En el Gin Bar del hotel de súper lujo solía interpretar One night with you, de Elvis Presley. Era mi dedicatoria especial para una chica, Sonia. Una de las camareras. Era mi canción favorita, y casi todas las noches la tocaba para ella, aunque también la escuchasen el resto de los clientes. Disfrutaba en mi papel de Freddie Folsom. Freddie era atrevido, desenvuelto, seguro de sí mismo. Un poco canalla.
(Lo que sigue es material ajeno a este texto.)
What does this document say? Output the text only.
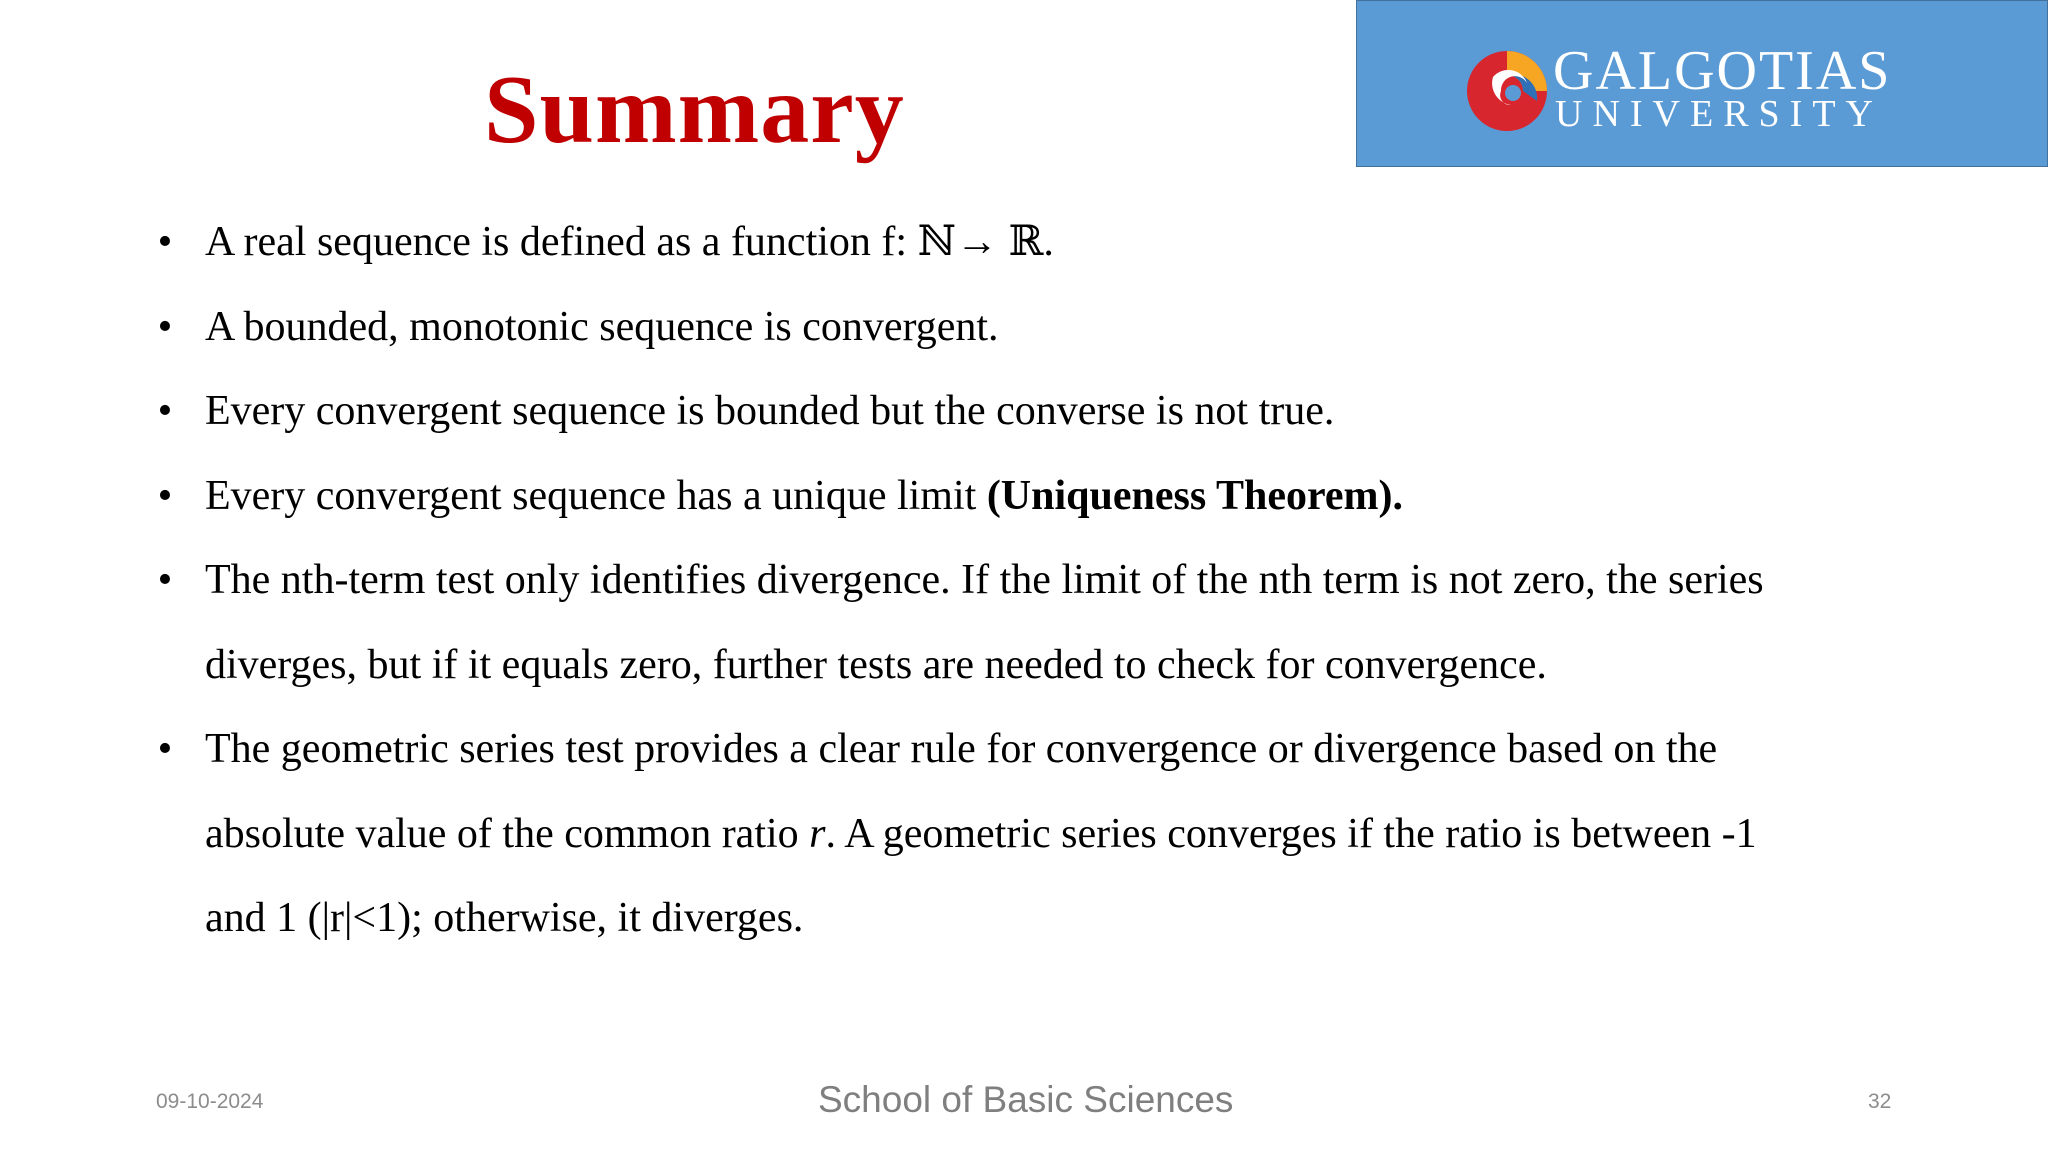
Summary	GALGOTIAS
UNIVERSITY
• A real sequence is defined as a function f: ℕ→ ℝ.
• A bounded, monotonic sequence is convergent.
• Every convergent sequence is bounded but the converse is not true.
• Every convergent sequence has a unique limit (Uniqueness Theorem).
• The nth-term test only identifies divergence. If the limit of the nth term is not zero, the series diverges, but if it equals zero, further tests are needed to check for convergence.
• The geometric series test provides a clear rule for convergence or divergence based on the absolute value of the common ratio r. A geometric series converges if the ratio is between -1 and 1 (|r|<1); otherwise, it diverges.
09-10-2024	School of Basic Sciences	32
Cuando tocaba bajo su identidad me olvidaba de mis problemas y complejos.

****SINOPSIS****

Amelia, Sandra y Freddie son tres jóvenes veinteañeros que sobreviven como pueden en el corazón de Madrid en 2010. Mientras Sandra trata de buscar su sitio en un periódico donde la explotan a sabiendas de que la alternativa es la cola del paro, Amelia vive en un universo paralelo y patrocinado por sus padres, mientras divide su tiempo entre la redacción de una tesis doctoral e ir de cacería por los bares de Malasaña, en busca de su amor verdadero de las próximas 24 horas. Freddie, procedente de un hogar desestructurado y pianista de profesión, trata de ocultar como puede que lleva meses viviendo en la calle.

Cuando Freddie conoce a las dos amigas, cambiará la forma de ver la vida de los tres, planteando nuevas preguntas sobre la ética laboral, la dignidad del ser humano y un Madrid subterráneo con el que sólo tienen contacto los delincuentes y los servicios sociales. Son los meses anteriores al estallido del 15M, con la ocupación de la Puerta del Sol de Madrid, y en el ambiente flota un descontento creciente que estallará de un momento a otro.